In conversation with one of my learned chums this week, the subject of success came up—or more precisely, just what it is that makes some people more successful than others.
I have very strong views about this. I believe that one of the defining qualities of the most successful people I know is confidence. It is their inner belief that they can achieve anything they want to achieve and enjoy as much success as they wish, however they personally define success.
Success is different for each of us; some people use obvious material signs to show the rest of us that they have made it: large houses, fast cars, ostentatious lifestyles, with a deliberate "Look at me—I am better than you" statement. (Never mind that the house is heavily mortgaged or the car belongs to their employer.)
But let's get back to my assertion that successful people—genuinely successful people—have considerable inner confidence and self-belief.
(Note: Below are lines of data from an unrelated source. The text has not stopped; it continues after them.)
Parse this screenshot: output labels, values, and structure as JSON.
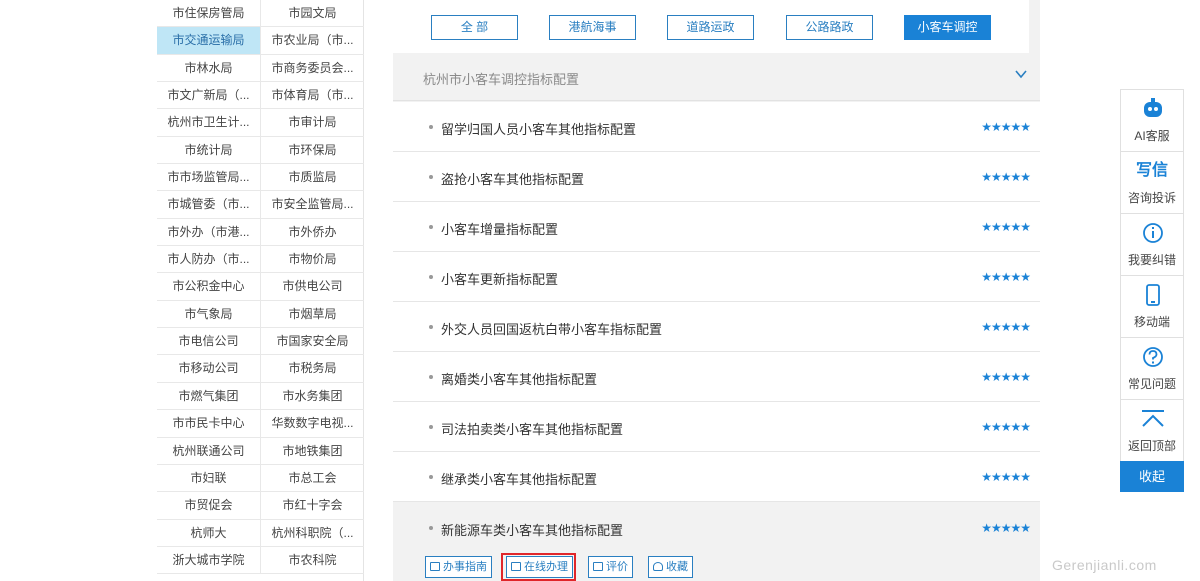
{
  "departments": [
    "市住保房管局",
    "市园文局",
    "市交通运输局",
    "市农业局（市...",
    "市林水局",
    "市商务委员会...",
    "市文广新局（...",
    "市体育局（市...",
    "杭州市卫生计...",
    "市审计局",
    "市统计局",
    "市环保局",
    "市市场监管局...",
    "市质监局",
    "市城管委（市...",
    "市安全监管局...",
    "市外办（市港...",
    "市外侨办",
    "市人防办（市...",
    "市物价局",
    "市公积金中心",
    "市供电公司",
    "市气象局",
    "市烟草局",
    "市电信公司",
    "市国家安全局",
    "市移动公司",
    "市税务局",
    "市燃气集团",
    "市水务集团",
    "市市民卡中心",
    "华数数字电视...",
    "杭州联通公司",
    "市地铁集团",
    "市妇联",
    "市总工会",
    "市贸促会",
    "市红十字会",
    "杭师大",
    "杭州科职院（...",
    "浙大城市学院",
    "市农科院"
  ],
  "active_department_index": 2,
  "filters": [
    "全  部",
    "港航海事",
    "道路运政",
    "公路路政",
    "小客车调控"
  ],
  "active_filter_index": 4,
  "section_title": "杭州市小客车调控指标配置",
  "items": [
    {
      "title": "留学归国人员小客车其他指标配置",
      "stars": "★★★★★",
      "rating": 5
    },
    {
      "title": "盗抢小客车其他指标配置",
      "stars": "★★★★★",
      "rating": 5
    },
    {
      "title": "小客车增量指标配置",
      "stars": "★★★★★",
      "rating": 5
    },
    {
      "title": "小客车更新指标配置",
      "stars": "★★★★★",
      "rating": 5
    },
    {
      "title": "外交人员回国返杭白带小客车指标配置",
      "stars": "★★★★★",
      "rating": 5
    },
    {
      "title": "离婚类小客车其他指标配置",
      "stars": "★★★★★",
      "rating": 5
    },
    {
      "title": "司法拍卖类小客车其他指标配置",
      "stars": "★★★★★",
      "rating": 5
    },
    {
      "title": "继承类小客车其他指标配置",
      "stars": "★★★★★",
      "rating": 5
    },
    {
      "title": "新能源车类小客车其他指标配置",
      "stars": "★★★★★",
      "rating": 5
    }
  ],
  "actions": {
    "guide": "办事指南",
    "online": "在线办理",
    "evaluate": "评价",
    "favorite": "收藏"
  },
  "side_tools": [
    {
      "icon": "robot-icon",
      "label": "AI客服"
    },
    {
      "icon": "write-icon",
      "glyph": "写信",
      "label": "咨询投诉"
    },
    {
      "icon": "info-icon",
      "label": "我要纠错"
    },
    {
      "icon": "mobile-icon",
      "label": "移动端"
    },
    {
      "icon": "question-icon",
      "label": "常见问题"
    },
    {
      "icon": "back-to-top-icon",
      "label": "返回顶部"
    }
  ],
  "collapse_label": "收起",
  "watermark": "Gerenjianli.com",
  "colors": {
    "accent": "#1a82d6",
    "highlight": "#e0262a",
    "active_bg": "#bfe6f6"
  }
}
Did the groundbreaking Tom Edison ever lose his self-belief, even after 10,000 "failures"? Did the visionary Walt Disney ever question his theme park plans, even after more than 100 banks rejected his requests for finance? Did any of the most successful authors you have ever read give up after their manuscripts were repeatedly rejected? (I am told J.K. Rowling had Harry Potter turned back more than 80 times.)
No, none of them did, because they had such strong self-belief. And closely aligned with self-belief are courage, commitment, durability, resilience, patience and vision. That last one is very important, because it is our ability to visualize what success will feel like that drives us on and often keeps us going in times of adversity.